Литмир - Электронная Библиотека
Содержание  
A
A

— Нет, правда. Он все о тебе расспрашивал. И откуда ты, и есть ли у тебя родственники, и сколько тебе лет… И знаешь, не у меня одной. Мне Охримчук из отдела кадров сказала.

— И ты, значит, всю мою подноготную и выдала.

— Нет, что ты! — вид у нее был смущенный, привирала, наверное. — Понимаешь, я вдруг сообразила, что толком не знаю о тебе ничего! Вот уж сколько лет мы с тобой работаем — пятнадцать, кажется…

— Больше.

— Видишь, больше пятнадцати — а не знаю. Ты вроде не по распределению сюда приехала.

— Нет.

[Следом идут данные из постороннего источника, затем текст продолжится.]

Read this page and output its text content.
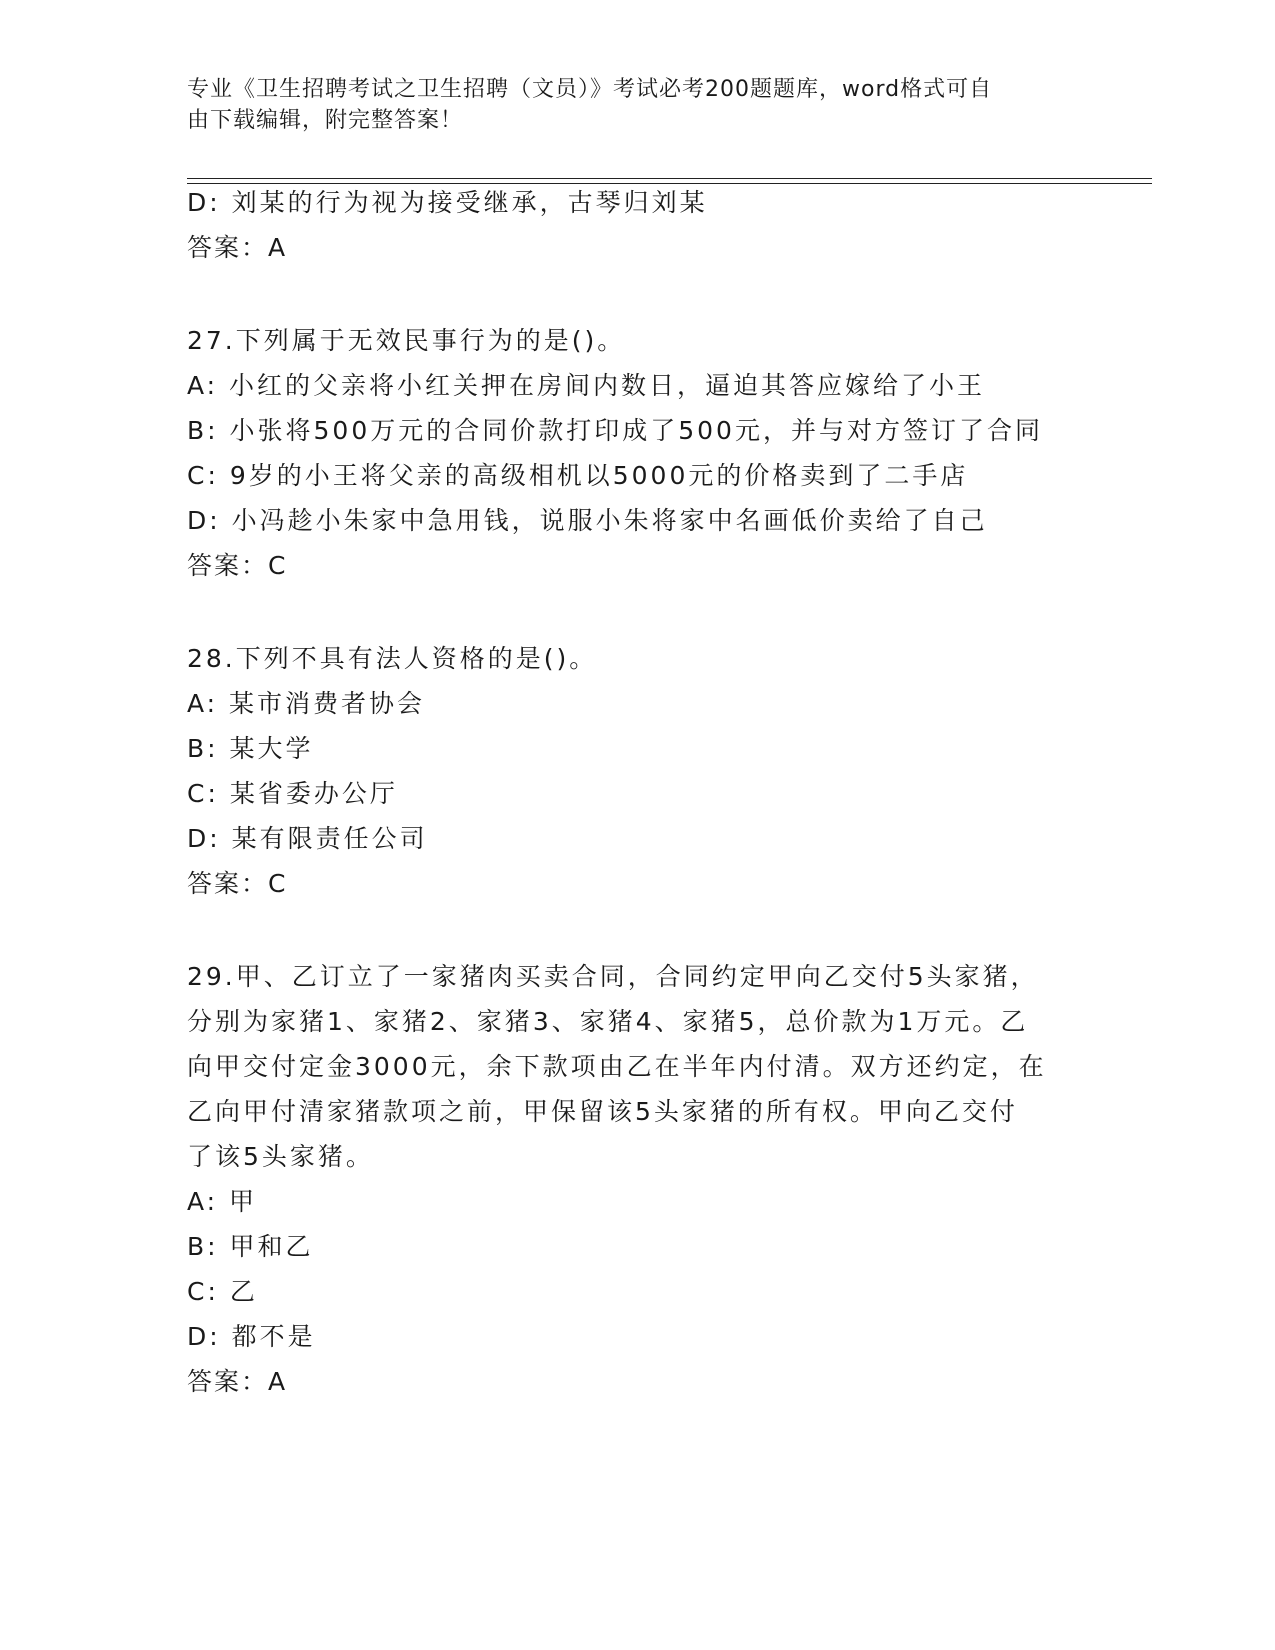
专业《卫生招聘考试之卫生招聘（文员）》考试必考200题题库，word格式可自
由下载编辑，附完整答案！
D: 刘某的行为视为接受继承，古琴归刘某
答案：A
27.下列属于无效民事行为的是()。
A: 小红的父亲将小红关押在房间内数日，逼迫其答应嫁给了小王
B: 小张将500万元的合同价款打印成了500元，并与对方签订了合同
C: 9岁的小王将父亲的高级相机以5000元的价格卖到了二手店
D: 小冯趁小朱家中急用钱，说服小朱将家中名画低价卖给了自己
答案：C
28.下列不具有法人资格的是()。
A: 某市消费者协会
B: 某大学
C: 某省委办公厅
D: 某有限责任公司
答案：C
29.甲、乙订立了一家猪肉买卖合同，合同约定甲向乙交付5头家猪，
分别为家猪1、家猪2、家猪3、家猪4、家猪5，总价款为1万元。乙
向甲交付定金3000元，余下款项由乙在半年内付清。双方还约定，在
乙向甲付清家猪款项之前，甲保留该5头家猪的所有权。甲向乙交付
了该5头家猪。
A: 甲
B: 甲和乙
C: 乙
D: 都不是
答案：A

Просто жилплощадь поменяла.

— Ну, хоть не совсем память отшибло. И в отпуск ты никуда не ездишь, стало быть, родственников у тебя нет…

— В живых — нет. По крайней мере, я не слышала, чтоб кто-то остался.

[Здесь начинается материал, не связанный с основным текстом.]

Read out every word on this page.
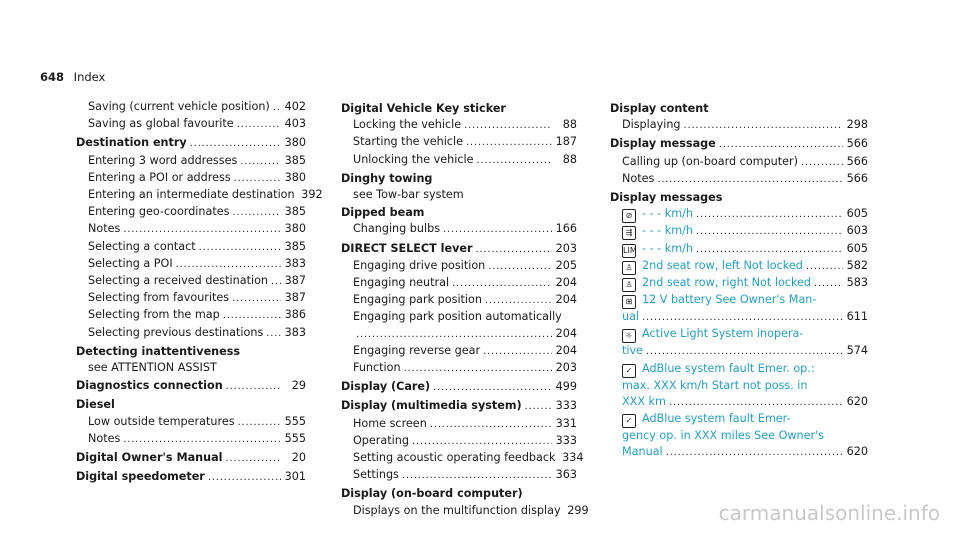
648 Index
Saving (current vehicle position) . . . 402
Saving as global favourite . . .	403
Destination entry . . .	380
Entering 3 word addresses . . .	385
Entering a POI or address . . .	380
Entering an intermediate destination 392
Entering geo-coordinates . . .	385
Notes . . .	380
Selecting a contact . . .	385
Selecting a POI . . .	383
Selecting a received destination . . . 387
Selecting from favourites . . .	387
Selecting from the map . . .	386
Selecting previous destinations . . . 383
Detecting inattentiveness
see ATTENTION ASSIST
Diagnostics connection . . .	29
Diesel
Low outside temperatures . . .	555
Notes . . .	555
Digital Owner's Manual . . .	20
Digital speedometer . . .	301
Digital Vehicle Key sticker
Locking the vehicle . . .	88
Starting the vehicle . . .	187
Unlocking the vehicle . . .	88
Dinghy towing
see Tow-bar system
Dipped beam
Changing bulbs . . .	166
DIRECT SELECT lever . . .	203
Engaging drive position . . .	205
Engaging neutral . . .	204
Engaging park position . . .	204
Engaging park position automatically
. . .
204
Engaging reverse gear . . .	204
Function . . .	203
Display (Care) . . .	499
Display (multimedia system) . . .	333
Home screen . . .	331
Operating . . .	333
Setting acoustic operating feedback 334
Settings . . .	363
Display (on-board computer)
Displays on the multifunction display 299
Display content
Displaying . . .	298
Display message . . .	566
Calling up (on-board computer) . . .	566
Notes . . .	566
Display messages
⊘ - - - km/h . . .	605
⇶ - - - km/h . . .	603
LIM - - - km/h . . .	605
♙ 2nd seat row, left Not locked . . .	582
♙ 2nd seat row, right Not locked . . .	583
⊞ 12 V battery See Owner's Man-
ual . . .	611
☼ Active Light System inopera-
tive . . .	574
✓ AdBlue system fault Emer. op.:
max. XXX km/h Start not poss. in
XXX km . . .	620
✓ AdBlue system fault Emer-
gency op. in XXX miles See Owner's
Manual . . .	620
carmanualsonline.info
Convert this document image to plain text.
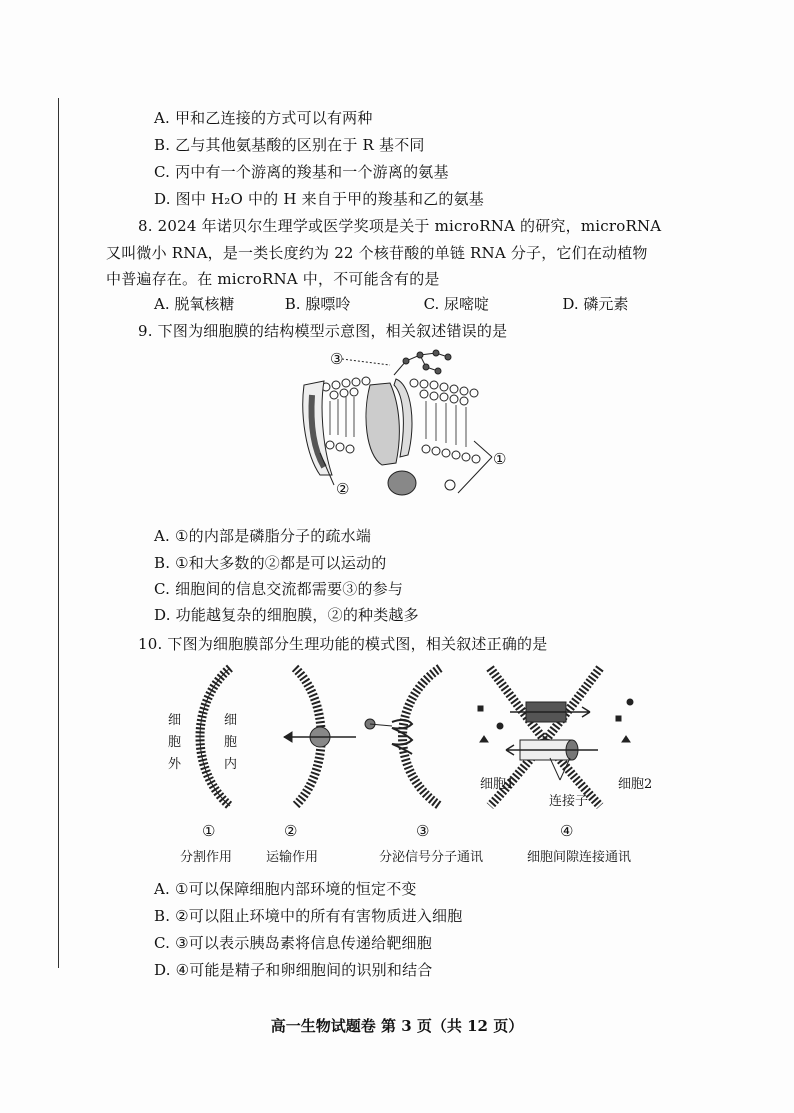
A. 甲和乙连接的方式可以有两种
B. 乙与其他氨基酸的区别在于 R 基不同
C. 丙中有一个游离的羧基和一个游离的氨基
D. 图中 H₂O 中的 H 来自于甲的羧基和乙的氨基
8. 2024 年诺贝尔生理学或医学奖项是关于 microRNA 的研究，microRNA
又叫微小 RNA，是一类长度约为 22 个核苷酸的单链 RNA 分子，它们在动植物
中普遍存在。在 microRNA 中，不可能含有的是
A. 脱氧核糖	B. 腺嘌呤	C. 尿嘧啶	D. 磷元素
9. 下图为细胞膜的结构模型示意图，相关叙述错误的是
③
①
②
A. ①的内部是磷脂分子的疏水端
B. ①和大多数的②都是可以运动的
C. 细胞间的信息交流都需要③的参与
D. 功能越复杂的细胞膜，②的种类越多
10. 下图为细胞膜部分生理功能的模式图，相关叙述正确的是
细胞外
细胞内
细胞1	细胞2
连接子
①	②	③	④
分割作用	运输作用	分泌信号分子通讯	细胞间隙连接通讯
A. ①可以保障细胞内部环境的恒定不变
B. ②可以阻止环境中的所有有害物质进入细胞
C. ③可以表示胰岛素将信息传递给靶细胞
D. ④可能是精子和卵细胞间的识别和结合
高一生物试题卷 第 3 页（共 12 页）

Тема требовала выражения сочувствия. А сочувствие — трата душевных сил и времени. В наше время и то и другое расходовать нерационально, и Петрова предпочла свернуть разговор, удалившись к любимой «четверке», заброшенной за время моего изгнания. Я осталась за стойкой, перебирая карточки.

Серьезные намерения, как же! Только не матримониальные. В затененной стеклянной створке шкафа я видела то, на что избегала смотреть, — свое отражение. «Такие неуловимые, как бы нарочито стертые безглазые лица часто встречаются у людей Поволжья — под скучной невыразительной маской эти люди…»

Прервем цитату. Главное, что этот облик несопоставим с именем.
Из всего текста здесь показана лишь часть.